E. Legal and Ethical Conduct Matters
Review with the Company's General Counsel and management, legal matters that may have a material impact on the Company's financial statements, the Company's compliance policies, and any material reports or inquiries received from regulators or governmental agencies.
Recommend, review and update periodically a Code of Business Conduct and Ethics and determine that management has established a system to enforce this Code. Determine whether the Code is in compliance with all applicable rules and regulations.
Review management’s monitoring of the Company’s compliance with the organization’s Code of Business Conduct and Ethics, and determine that management has the proper review system in place to ensure that the Company’s financial statements, reports, and other financial information disseminated to governmental organizations and the public, satisfy legal requirements.
Establish and maintain procedures for the receipt, retention, and treatment of complaints received by the Company regarding accounting, internal accounting controls, or auditing matters.
Establish and maintain procedures for the confidential, anonymous submission by employees of the Company of concerns regarding questionable accounting or auditing matters.
On an annual basis, the Audit
Committee shall evaluate and discuss its performance relative to the Audit
Committee’s purpose, duties and responsibilities, as described by this Charter.
The Audit Committee shall review and assess the adequacy of this Charter at least annually and recommend any proposed changes to the Board for approval.
IV. Meetings of the Audit Committee
The Audit Committee shall meet at least six times per year, or more frequently as circumstances require.
The Audit Committee shall report regularly to the Board regarding the execution of its duties and responsibilities and shall keep written minutes of its meetings, which minutes shall be maintained with the books and records of the Board of Directors of the Company.
The members of the Audit Committee shall select a chair who will preside at each meeting of the Audit Committee and, in consultation with the other members of the Audit Committee, shall set the frequency and length of each meeting and the agenda of items to be addressed at each upcoming meeting. A majority of the members of the Audit Committee present in person or by means of a conference telephone or other communications equipment, by means of which all persons participating in the meeting can hear each other, shall constitute a quorum.
Periodically, the Audit Committee shall meet with the Company's management, members of the Company's Internal Audit staff and with the independent auditor in separate sessions.
of the Audit Committee
The Audit Committee shall have the authority to retain and compensate legal, accounting, or other advisors, independent of management, to advise the Audit Committee and assist it in fulfilling its duties and responsibilities.
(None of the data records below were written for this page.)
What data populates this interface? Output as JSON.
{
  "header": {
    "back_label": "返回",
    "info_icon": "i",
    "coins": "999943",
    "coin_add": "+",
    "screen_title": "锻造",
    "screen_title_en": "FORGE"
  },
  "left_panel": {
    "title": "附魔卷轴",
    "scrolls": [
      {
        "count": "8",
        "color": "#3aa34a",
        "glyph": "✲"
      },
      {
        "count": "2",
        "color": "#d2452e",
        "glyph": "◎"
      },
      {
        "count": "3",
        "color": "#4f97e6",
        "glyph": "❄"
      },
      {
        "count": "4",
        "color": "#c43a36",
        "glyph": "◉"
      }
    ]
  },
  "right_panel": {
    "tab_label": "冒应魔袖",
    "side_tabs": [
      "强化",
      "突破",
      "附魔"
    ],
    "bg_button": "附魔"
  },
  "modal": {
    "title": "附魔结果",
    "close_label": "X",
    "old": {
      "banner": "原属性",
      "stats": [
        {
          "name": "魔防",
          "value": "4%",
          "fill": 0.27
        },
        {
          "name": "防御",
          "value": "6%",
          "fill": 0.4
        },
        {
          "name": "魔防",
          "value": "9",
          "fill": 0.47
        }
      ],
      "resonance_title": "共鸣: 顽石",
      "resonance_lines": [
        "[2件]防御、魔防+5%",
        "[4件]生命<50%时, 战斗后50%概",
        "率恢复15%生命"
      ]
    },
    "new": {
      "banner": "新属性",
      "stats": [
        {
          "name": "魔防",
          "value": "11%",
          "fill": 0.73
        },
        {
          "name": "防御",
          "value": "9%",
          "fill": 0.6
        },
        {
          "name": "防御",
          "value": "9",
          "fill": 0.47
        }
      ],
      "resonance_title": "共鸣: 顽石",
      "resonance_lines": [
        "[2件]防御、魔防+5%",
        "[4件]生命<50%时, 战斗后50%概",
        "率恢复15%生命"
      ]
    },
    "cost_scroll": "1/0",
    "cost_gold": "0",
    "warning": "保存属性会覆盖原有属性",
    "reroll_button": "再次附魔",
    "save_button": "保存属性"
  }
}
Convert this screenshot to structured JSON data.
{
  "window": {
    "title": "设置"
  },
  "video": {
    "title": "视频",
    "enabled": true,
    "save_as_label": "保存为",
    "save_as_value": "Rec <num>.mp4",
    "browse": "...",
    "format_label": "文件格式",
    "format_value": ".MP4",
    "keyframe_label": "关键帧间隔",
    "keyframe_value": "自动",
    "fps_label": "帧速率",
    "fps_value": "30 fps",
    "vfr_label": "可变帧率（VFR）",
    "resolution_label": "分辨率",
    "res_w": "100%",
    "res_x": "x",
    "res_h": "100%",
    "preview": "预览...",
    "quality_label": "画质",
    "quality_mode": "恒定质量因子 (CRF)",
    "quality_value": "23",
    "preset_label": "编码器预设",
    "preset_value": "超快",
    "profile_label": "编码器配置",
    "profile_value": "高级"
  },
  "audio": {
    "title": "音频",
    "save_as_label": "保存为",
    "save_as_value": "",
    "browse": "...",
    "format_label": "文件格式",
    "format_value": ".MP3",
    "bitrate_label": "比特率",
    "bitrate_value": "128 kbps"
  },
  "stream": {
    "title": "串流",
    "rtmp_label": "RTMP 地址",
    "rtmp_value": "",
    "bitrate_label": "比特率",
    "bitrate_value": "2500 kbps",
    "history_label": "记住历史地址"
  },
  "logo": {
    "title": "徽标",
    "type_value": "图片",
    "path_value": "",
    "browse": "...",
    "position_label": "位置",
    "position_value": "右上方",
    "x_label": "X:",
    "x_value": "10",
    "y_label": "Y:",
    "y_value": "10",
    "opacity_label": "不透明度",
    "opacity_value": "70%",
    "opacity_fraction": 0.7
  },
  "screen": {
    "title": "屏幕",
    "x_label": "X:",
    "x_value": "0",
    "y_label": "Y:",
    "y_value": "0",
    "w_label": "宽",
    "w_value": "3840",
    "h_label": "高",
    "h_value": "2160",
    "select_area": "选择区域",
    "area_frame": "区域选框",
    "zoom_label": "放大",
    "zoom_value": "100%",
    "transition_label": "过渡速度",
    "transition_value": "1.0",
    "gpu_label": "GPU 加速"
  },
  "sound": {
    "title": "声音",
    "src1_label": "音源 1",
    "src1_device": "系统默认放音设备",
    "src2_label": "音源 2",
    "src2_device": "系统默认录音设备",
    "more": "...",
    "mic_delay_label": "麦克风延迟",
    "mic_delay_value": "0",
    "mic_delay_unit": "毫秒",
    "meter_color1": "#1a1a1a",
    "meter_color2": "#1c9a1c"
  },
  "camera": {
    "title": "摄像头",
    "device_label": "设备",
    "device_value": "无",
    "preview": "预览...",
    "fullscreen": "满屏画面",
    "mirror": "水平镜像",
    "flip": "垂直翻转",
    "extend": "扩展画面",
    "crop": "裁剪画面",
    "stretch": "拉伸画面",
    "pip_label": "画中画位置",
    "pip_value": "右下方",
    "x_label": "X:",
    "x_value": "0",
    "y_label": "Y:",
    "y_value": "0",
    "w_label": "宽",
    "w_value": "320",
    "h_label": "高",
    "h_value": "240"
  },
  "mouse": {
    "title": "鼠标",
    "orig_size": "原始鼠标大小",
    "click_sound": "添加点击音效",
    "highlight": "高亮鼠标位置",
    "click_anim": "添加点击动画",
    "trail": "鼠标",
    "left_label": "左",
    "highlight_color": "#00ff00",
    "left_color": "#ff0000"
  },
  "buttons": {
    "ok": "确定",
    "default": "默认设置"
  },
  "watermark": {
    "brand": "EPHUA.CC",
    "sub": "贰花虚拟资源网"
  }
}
The Audit Committee may request any officer or employee of the Company, or the Company's outside counsel or independent auditor, or its advisors, to attend a meeting of the Audit Committee or to meet with any members of, or advisors to, the Audit Committee.
While the Audit Committee has the responsibilities and powers set forth in this Charter, it is not the duty of the Audit Committee to plan or conduct audits, or to determine that the Company's financial statements are materially accurate and in accordance with generally accepted accounting principles. This is the responsibility of the Company's management and the independent auditor.